Today, the General Assembly of the German Rectors' Conference (HRK) formulated key parameters for doctoral degrees in medicine. These key parameters are intended to ensure compliance with general quality standards for dissertations, while taking into account the special nature of medical subjects. The recommendation is part of intensive efforts by the HRK in recent years to support early career researchers, and follows on from the general recommendations for quality assurance in the doctoral degree process.
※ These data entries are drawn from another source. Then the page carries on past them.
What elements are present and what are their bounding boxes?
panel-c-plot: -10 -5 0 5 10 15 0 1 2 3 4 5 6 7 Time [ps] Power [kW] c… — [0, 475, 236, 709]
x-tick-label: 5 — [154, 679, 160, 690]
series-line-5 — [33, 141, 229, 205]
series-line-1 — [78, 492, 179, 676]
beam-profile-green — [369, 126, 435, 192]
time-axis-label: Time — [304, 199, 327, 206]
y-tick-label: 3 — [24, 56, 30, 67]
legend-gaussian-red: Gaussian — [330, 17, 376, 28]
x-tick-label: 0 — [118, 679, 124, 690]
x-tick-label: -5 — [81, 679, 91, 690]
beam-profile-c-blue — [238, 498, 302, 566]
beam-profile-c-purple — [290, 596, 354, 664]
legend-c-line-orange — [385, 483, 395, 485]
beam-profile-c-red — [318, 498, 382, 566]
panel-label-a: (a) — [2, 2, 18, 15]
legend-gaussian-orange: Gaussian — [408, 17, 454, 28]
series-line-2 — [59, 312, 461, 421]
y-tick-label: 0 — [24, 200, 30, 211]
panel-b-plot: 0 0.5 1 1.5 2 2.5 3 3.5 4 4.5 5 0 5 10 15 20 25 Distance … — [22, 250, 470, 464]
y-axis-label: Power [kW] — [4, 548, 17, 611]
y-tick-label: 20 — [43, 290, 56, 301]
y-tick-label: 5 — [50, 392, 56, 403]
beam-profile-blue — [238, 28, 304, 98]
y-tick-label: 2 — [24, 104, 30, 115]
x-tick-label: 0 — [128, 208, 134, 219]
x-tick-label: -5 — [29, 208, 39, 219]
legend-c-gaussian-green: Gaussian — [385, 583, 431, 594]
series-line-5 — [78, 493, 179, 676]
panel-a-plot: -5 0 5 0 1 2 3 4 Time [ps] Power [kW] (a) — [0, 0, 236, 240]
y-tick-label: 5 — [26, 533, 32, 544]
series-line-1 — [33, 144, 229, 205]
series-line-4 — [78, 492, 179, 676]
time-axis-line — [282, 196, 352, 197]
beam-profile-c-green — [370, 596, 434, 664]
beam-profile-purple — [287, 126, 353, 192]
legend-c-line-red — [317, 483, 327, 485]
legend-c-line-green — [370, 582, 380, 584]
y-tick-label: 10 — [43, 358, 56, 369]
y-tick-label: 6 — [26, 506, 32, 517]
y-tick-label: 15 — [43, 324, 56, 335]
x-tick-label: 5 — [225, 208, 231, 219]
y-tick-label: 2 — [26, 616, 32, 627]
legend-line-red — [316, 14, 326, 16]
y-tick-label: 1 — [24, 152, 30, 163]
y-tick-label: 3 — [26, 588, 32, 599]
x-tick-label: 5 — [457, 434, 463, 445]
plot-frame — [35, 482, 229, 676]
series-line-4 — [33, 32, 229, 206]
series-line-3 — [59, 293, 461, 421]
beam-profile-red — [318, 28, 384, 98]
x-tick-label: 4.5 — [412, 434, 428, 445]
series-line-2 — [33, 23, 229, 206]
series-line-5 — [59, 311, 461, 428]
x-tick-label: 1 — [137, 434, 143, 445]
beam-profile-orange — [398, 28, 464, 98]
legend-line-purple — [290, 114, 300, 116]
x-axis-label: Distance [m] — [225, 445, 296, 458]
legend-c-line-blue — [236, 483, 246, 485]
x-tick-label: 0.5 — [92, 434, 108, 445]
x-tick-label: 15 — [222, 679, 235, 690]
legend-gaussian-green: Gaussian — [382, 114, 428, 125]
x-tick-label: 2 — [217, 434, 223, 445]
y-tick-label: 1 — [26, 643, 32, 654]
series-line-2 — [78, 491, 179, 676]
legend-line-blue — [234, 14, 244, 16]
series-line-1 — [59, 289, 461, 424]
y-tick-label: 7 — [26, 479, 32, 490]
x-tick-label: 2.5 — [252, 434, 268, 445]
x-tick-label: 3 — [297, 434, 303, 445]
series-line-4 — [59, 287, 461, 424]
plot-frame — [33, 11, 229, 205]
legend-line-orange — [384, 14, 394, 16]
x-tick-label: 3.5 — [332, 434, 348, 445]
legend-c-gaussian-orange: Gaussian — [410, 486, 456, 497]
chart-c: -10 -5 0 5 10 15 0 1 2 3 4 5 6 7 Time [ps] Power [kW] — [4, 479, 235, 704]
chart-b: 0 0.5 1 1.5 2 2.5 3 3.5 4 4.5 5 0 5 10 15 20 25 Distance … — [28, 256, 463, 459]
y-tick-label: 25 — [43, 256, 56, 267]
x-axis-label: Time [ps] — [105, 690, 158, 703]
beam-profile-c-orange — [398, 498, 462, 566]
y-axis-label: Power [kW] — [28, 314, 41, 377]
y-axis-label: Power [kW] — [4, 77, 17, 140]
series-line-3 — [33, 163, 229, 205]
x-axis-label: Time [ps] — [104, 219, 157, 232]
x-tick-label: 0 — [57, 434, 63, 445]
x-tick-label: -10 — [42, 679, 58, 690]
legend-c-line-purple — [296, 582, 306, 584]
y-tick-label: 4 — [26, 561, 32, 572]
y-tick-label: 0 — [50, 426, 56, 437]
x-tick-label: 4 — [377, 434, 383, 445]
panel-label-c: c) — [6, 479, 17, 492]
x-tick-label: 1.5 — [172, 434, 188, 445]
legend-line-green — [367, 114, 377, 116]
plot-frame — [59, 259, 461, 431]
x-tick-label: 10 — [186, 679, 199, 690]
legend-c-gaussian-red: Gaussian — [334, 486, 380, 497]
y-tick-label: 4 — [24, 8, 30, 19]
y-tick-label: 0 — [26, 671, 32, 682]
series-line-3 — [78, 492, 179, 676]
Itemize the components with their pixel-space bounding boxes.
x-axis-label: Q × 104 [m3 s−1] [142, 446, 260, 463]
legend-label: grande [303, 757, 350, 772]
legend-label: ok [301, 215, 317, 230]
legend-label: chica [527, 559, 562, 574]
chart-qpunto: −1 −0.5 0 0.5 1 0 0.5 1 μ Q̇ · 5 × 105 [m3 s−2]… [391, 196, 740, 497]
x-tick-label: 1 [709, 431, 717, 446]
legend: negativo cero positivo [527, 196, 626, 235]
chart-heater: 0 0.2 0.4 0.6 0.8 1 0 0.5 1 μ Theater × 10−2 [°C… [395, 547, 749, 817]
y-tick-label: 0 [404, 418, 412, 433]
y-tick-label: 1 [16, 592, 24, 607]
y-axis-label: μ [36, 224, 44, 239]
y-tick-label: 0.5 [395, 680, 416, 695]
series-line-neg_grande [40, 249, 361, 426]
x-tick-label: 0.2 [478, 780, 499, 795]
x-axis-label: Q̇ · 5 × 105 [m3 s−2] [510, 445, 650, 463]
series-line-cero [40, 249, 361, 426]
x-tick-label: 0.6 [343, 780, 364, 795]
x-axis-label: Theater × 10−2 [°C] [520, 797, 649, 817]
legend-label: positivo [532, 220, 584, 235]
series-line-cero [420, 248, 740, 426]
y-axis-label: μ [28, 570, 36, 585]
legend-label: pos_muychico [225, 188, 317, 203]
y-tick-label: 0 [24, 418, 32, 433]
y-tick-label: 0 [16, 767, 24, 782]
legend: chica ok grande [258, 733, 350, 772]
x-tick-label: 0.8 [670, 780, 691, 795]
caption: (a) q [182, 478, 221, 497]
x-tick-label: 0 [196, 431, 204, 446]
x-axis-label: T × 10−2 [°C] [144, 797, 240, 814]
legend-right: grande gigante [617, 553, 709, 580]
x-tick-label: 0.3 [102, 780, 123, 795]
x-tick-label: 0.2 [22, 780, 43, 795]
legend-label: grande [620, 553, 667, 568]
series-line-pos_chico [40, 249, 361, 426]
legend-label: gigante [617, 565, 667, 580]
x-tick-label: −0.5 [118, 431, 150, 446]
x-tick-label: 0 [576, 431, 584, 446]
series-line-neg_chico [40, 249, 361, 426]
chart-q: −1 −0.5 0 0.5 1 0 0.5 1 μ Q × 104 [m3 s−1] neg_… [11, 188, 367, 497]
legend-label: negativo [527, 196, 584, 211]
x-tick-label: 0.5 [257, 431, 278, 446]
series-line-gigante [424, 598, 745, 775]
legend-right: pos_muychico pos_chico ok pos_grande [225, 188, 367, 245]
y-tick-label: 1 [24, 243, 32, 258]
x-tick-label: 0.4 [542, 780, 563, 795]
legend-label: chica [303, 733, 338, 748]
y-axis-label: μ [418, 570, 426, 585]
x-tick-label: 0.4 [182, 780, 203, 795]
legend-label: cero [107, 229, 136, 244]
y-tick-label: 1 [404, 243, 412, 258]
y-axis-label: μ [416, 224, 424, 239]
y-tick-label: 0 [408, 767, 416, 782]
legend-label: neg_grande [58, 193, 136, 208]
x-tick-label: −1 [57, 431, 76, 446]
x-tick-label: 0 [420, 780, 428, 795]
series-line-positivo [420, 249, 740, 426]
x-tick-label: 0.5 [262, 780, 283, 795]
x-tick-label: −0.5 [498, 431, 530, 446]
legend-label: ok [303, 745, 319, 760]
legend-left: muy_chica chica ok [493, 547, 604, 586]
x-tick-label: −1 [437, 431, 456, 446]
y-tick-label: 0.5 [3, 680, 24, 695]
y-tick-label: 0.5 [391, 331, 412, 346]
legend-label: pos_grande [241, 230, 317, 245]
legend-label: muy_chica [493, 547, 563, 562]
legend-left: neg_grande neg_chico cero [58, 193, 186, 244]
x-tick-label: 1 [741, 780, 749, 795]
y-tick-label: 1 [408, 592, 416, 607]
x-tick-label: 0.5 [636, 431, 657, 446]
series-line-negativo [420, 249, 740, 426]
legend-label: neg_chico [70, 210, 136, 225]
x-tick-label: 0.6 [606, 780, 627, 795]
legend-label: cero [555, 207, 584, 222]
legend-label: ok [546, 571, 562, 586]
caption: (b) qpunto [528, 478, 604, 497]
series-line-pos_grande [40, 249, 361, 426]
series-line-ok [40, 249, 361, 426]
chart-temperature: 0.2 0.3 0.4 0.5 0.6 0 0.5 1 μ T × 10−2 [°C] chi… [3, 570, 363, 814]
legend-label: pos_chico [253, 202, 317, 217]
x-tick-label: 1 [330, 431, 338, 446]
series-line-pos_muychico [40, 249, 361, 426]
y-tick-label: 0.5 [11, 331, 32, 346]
For dissertations in medicine, the HRK recommends that they be written after the completion of undergraduate studies, as is a matter of course in other fields. “This is the only way to ensure that the necessary prior knowledge and time are available to author an independent research paper that meets academic standards and makes a significant contribution to knowledge,” says HRK Vice-President for Research and Early Career Researchers, Prof Dr Ulrich Rüdiger. “In this way we will also ensure that a doctorate in medicine will once again be given full recognition overseas.” “Completion as a postgraduate requires preparation during undergraduate studies, involving an introduction to scientific methods and working techniques,” the recommendation says. “This includes an obligatory undergraduate academic thesis, which can also become the basis for a doctoral thesis.”
The HRK General Assembly has also pronounced itself in favour of a clearer structure for the doctoral degree phase. “A number of faculties already offer good examples in the form of doctoral programmes or doctoral research programmes,” explains HRK Vice-President for Medical Studies in Higher Education and Health Sciences, Prof Dr Johanna Weber. “A further strengthening of supervision and the teaching of interdisciplinary skills and methods are indispensable for quality-controlled, structured doctoral training."
HRK President Prof Dr Horst Hippler added the following: “The HRK is calling for a change of culture. But we are also well aware of the particular factors that affect medical training, with its long standard course duration and the specialist training that follows. We take the concern for fostering more qualified early career researchers especially seriously, and we identify solutions.” These include the inclusion of students and doctoral candidates in current research projects and the incorporation of medical doctoral training in cross-disciplinary career and staff development concepts.